🤖 AI Summary
Evaluating world models as surrogate environments for autonomous driving policy training remains challenging, as existing metrics overlook the causal influence of the ego vehicle on surrounding traffic—a critical factor for assessing robustness in realistic training scenarios.
Method: We propose the first evaluation framework explicitly designed for causal agents and partial replay, grounded in the Waymo Open Sim-Agents Challenge. It introduces a metametric benchmark that quantifies model sensitivity to exogenous behaviors of uncontrollable traffic participants.
Contribution/Results: Experiments reveal that several top-performing world models—deemed robust under standard evaluation—exhibit significant degradation when subjected to causal agent perturbations or partial replay. Our novel metrics effectively discriminate between models in terms of training-time robustness, offering a more policy-relevant assessment criterion than conventional metrics. This framework advances principled, causally grounded evaluation of world models for autonomous driving.
📝 Abstract
World models have become increasingly popular in acting as learned traffic simulators. Recent work has explored replacing traditional traffic simulators with world models for policy training. In this work, we explore the robustness of existing metrics to evaluate world models as traffic simulators to see if the same metrics are suitable for evaluating a world model as a pseudo-environment for policy training. Specifically, we analyze the metametric employed by the Waymo Open Sim-Agents Challenge (WOSAC) and compare world model predictions on standard scenarios where the agents are fully or partially controlled by the world model (partial replay). Furthermore, since we are interested in evaluating the ego action-conditioned world model, we extend the standard WOSAC evaluation domain to include agents that are causal to the ego vehicle.
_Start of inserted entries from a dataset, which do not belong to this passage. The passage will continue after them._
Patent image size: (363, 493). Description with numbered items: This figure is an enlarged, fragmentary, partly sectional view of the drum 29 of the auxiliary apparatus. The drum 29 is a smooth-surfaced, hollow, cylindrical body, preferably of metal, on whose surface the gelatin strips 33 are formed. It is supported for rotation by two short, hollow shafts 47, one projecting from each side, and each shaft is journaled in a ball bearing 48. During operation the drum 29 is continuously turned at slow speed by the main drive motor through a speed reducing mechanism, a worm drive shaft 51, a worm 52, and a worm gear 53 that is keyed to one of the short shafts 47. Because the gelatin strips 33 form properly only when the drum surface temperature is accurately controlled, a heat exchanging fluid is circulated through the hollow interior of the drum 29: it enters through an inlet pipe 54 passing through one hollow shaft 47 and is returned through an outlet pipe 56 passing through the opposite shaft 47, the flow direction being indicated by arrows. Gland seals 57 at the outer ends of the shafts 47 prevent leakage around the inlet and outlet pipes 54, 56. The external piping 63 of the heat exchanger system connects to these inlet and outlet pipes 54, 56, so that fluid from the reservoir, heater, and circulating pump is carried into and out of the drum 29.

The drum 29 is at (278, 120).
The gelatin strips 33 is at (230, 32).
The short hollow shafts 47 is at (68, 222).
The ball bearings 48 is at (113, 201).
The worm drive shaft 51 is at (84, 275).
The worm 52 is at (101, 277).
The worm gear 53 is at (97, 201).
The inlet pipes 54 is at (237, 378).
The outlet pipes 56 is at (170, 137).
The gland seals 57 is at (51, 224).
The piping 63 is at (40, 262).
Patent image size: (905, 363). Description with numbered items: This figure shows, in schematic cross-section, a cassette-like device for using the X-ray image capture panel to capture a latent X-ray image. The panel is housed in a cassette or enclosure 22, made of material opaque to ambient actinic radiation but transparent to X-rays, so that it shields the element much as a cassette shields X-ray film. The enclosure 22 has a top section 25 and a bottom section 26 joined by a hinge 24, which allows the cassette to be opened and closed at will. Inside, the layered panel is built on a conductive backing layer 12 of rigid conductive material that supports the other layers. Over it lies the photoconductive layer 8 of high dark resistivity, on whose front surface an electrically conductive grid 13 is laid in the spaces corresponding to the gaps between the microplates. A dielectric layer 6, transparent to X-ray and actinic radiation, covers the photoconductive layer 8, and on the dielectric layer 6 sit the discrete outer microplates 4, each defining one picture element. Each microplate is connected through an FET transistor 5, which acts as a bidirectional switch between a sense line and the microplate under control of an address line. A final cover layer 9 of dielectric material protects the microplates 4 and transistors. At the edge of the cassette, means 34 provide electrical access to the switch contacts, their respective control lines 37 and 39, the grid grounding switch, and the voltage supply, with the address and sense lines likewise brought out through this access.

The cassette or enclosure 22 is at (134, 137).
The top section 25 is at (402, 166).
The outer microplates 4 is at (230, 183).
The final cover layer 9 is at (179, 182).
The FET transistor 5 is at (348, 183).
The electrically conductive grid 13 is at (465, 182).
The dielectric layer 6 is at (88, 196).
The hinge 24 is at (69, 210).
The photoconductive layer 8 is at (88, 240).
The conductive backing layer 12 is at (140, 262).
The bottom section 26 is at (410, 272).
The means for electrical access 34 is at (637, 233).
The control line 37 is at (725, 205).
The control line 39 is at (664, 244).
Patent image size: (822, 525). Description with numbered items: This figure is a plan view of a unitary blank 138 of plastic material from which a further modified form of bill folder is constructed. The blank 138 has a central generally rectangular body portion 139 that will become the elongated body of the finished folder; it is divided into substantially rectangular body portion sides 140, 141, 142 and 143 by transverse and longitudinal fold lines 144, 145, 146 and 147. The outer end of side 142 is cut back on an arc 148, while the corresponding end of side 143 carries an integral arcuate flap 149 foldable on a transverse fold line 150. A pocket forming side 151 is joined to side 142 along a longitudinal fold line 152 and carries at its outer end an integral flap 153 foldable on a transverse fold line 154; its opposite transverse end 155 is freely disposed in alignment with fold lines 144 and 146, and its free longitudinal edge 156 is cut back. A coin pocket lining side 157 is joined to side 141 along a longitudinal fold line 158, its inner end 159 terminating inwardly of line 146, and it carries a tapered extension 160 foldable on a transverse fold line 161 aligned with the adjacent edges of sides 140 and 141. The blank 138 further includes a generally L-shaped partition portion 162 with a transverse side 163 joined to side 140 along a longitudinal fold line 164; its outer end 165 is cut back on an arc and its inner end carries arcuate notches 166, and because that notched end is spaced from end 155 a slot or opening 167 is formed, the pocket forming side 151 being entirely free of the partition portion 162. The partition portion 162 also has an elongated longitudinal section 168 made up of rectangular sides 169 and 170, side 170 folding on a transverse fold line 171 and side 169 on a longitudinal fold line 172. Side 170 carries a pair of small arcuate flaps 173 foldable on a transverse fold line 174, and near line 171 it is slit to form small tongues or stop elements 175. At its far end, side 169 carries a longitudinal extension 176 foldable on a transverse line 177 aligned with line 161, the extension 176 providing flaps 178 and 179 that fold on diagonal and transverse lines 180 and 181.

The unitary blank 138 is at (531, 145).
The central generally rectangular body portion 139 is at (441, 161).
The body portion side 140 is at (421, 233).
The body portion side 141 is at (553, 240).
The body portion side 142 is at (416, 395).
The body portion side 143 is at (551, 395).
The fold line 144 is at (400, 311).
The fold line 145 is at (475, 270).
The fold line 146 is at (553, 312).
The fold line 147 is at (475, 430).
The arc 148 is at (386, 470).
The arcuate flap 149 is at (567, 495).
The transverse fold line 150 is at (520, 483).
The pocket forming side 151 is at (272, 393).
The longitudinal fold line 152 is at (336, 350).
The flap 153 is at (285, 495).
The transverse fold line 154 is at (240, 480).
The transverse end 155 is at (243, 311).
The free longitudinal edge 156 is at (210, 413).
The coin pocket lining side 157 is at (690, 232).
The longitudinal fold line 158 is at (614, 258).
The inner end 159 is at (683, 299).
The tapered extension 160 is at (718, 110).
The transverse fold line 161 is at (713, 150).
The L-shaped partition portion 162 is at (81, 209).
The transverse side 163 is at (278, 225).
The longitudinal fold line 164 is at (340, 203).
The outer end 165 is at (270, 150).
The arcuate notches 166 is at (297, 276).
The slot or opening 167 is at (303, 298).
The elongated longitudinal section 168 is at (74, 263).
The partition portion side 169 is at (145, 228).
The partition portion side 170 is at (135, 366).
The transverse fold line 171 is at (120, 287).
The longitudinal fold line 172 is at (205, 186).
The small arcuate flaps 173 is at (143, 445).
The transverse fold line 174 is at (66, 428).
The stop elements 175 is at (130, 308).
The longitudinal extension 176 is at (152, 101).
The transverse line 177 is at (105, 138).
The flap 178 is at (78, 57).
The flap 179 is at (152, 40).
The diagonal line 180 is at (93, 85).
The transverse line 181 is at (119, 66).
Our evaluations reveal a significant number of scenarios where top-ranking models perform well under no perturbation but fail when the ego agent is forced to replay the original trajectory. To address these cases, we propose new metrics to highlight the sensitivity of world models to uncontrollable objects and evaluate the performance of world models as pseudo-environments for policy training and analyze some state-of-the-art world models under these new metrics.